ET22SWE0055 - Performance Evaluation of Advanced HEMS
The proposed project is a laboratory evaluation of advanced home energy management systems (HEMS) that will quantify the electrical efficiency associated with advanced distributed energy resource (DER) management features and assess claims of interoperability across a range of communication protocols. These systems provide one or more of the following features: home energy and demand management; grid services such as event- or price-based load shifting and demand response; interoperability with other home appliances and appliance-specific controls; integration and consolidated management of DERs such as solar photovoltaics (PV) and battery energy storage (BES); and bi-directional, electric vehicle (EV) charging; all-of-which combine to deliver improved residential energy efficiency, load flexibility, and GHG reductions. In addition, these new systems can make homes more resilient during grid outages by automatically switching loads to local battery storage when the grid is unavailable.

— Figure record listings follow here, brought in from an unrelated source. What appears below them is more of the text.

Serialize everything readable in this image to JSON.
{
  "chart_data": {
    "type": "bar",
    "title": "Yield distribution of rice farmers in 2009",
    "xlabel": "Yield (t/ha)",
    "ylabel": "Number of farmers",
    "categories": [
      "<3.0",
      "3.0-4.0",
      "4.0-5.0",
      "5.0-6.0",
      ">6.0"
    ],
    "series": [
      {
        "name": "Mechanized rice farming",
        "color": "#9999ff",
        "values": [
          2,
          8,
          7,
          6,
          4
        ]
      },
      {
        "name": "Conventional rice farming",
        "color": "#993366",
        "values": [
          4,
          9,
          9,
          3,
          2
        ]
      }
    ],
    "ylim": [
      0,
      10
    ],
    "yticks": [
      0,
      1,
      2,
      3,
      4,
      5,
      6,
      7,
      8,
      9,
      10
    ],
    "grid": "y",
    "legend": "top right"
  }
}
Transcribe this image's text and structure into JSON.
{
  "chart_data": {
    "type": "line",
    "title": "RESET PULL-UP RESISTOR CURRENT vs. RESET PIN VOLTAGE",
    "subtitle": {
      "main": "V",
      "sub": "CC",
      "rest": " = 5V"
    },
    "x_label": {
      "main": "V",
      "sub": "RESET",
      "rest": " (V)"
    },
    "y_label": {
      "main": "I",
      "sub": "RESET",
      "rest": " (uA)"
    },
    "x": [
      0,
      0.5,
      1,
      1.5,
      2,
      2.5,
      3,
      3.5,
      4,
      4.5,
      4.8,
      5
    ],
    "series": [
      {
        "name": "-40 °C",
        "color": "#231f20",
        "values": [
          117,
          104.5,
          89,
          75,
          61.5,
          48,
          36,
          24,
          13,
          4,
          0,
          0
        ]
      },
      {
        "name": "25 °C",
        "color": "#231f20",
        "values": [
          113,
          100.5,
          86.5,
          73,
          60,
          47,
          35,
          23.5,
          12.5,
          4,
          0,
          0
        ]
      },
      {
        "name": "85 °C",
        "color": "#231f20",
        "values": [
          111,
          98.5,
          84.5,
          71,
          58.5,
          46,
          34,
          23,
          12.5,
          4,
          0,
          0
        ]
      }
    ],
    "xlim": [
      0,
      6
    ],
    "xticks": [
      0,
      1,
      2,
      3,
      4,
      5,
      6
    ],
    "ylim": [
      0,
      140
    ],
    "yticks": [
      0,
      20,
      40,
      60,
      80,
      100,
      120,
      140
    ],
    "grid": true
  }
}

Advanced HEMS are currently under development by multiple companies and certain companies are marketing the technology today. Currently available technology is in prototype form and in need of independent testing to validate performance and quantify benefits. The predominant metrics will include electrical efficiency (%), annual energy saved (kw-Hr), peak load reduction (kW), GHG reductions (focused on SGIP signal), and an estimate enabled load flexibility. Outcomes will also include recommendations for improving the technology to better ensure commercial products provide significant benefits that will justify utility program support and increase market adoption across California.